Vivienne heard him chuckle on the other end of the receiver. “I might be in debt, but I’m not going to sell my soul to a company who’d trash the environment and then leave their mess for others to clean up.”
“If you didn’t want to sell out to a large corporation, why not sell it to someone locally?”
When he took an inordinate amount of time to answer her question, the hairs on the back of Vivienne’s neck rose. Finally, he continued, “I didn’t have any takers.”
“You didn’t have any takers? But you’re selling fifty acres with two patented mines for only five thousand dollars.”
“It is a steal, I reckon, but I chalk my inability to sell to two things. Where you live, land is far and few between, but that isn’t the case out here where land is plentiful. This piece of property is out in the middle of nowhere, meaning there isn’t any access to utilities for at least four miles. If a person was planning on living on the property while working the open pit, they’ll have to dry camp it.”
A concrete rose, Vivienne shivered at the thought of camping. “And the second reason?”
“People round here are too superstitious to touch her.”
Vivienne could no more hold back her laugh than she could hide the fact she was a cynical New Yorker. “Too superstitious? You’re not about to tell me the property is haunted, are you?”
“Naw,” Mather drawled. “Nothing like that, but locals believe the mine is bad luck.
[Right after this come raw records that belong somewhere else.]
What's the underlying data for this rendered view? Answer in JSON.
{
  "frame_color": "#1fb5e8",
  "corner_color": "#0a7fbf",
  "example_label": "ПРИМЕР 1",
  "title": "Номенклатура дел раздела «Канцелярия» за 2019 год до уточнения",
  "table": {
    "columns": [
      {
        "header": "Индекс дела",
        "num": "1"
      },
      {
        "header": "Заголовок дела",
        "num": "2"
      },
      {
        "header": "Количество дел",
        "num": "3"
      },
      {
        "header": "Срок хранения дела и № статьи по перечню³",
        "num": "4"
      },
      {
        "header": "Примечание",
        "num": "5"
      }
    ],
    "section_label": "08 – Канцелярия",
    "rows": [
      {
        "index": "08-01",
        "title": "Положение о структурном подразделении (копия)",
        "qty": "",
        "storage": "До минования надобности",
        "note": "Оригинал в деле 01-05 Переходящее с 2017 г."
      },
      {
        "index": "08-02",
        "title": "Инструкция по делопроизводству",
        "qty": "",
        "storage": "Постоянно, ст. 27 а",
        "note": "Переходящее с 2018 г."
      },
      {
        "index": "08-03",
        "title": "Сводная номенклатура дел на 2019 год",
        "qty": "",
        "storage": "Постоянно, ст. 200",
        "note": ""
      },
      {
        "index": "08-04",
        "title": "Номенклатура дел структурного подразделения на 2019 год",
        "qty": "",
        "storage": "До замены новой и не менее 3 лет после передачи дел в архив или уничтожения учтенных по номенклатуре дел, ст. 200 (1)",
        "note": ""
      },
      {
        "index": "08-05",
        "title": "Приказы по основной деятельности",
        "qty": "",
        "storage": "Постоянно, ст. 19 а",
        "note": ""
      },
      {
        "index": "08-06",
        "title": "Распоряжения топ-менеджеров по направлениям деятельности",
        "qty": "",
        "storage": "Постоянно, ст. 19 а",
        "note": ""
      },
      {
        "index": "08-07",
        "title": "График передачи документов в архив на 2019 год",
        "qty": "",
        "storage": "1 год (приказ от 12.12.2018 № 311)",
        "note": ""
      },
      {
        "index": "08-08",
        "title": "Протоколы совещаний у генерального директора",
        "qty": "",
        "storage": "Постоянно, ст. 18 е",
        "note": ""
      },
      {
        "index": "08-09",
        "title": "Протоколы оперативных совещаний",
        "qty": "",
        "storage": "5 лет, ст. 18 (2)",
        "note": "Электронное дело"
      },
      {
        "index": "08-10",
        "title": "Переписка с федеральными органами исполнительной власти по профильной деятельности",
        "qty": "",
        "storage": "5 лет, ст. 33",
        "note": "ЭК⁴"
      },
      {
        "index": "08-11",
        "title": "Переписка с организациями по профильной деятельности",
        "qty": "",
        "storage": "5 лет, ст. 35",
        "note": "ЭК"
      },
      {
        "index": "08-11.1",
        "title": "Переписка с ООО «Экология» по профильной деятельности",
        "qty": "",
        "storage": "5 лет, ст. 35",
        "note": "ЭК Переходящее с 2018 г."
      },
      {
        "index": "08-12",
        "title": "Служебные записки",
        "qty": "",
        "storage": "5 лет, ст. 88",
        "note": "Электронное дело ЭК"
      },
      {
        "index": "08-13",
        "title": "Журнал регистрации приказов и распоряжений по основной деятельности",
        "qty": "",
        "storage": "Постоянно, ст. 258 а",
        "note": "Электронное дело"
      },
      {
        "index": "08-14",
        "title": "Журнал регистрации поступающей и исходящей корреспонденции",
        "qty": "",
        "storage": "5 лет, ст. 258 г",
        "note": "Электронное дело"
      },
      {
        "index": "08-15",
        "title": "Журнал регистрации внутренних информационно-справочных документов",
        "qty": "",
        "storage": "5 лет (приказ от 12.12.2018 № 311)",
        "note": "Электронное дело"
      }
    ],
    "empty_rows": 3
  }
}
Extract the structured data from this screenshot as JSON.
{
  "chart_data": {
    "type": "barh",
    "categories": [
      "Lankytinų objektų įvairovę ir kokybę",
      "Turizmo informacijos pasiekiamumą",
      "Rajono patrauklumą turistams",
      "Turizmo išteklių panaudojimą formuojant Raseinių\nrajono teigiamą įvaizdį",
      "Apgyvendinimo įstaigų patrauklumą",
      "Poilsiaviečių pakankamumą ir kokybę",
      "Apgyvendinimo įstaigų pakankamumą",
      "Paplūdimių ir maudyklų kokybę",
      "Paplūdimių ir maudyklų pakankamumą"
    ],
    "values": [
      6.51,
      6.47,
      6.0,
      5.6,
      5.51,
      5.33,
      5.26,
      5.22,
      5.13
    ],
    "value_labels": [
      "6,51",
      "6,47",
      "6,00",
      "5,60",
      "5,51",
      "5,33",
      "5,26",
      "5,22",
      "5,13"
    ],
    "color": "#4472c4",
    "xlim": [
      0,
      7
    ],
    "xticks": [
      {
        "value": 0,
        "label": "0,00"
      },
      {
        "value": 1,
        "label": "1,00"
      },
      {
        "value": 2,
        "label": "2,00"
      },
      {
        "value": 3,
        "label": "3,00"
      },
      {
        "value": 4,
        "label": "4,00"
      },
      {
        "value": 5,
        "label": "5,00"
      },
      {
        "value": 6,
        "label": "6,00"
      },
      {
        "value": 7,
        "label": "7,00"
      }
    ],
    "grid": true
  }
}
Local legend claims a couple of the previous owners disappeared shortly after finding pay dirt.”
“You mean like disappeared off the face of the earth?”
“Yep, but of course, you have to remember this was back in the late 1800’s. And anyone could walk off into the sunset and never be heard of again. So, did I change your mind, little lady?”
“No,” Vivienne mumbled even though the cold hand of uneasiness wrapped itself around her common sense. “You forget I live in a city where rats are the size of a house cat. I’m not going to let a silly local legend frighten me away.”
Now, Vivienne wasn’t so sure. Still, she wouldn’t turn back the wheels already set in motion. If she did, her sister would be right and Vivienne didn’t look good in correctional orange.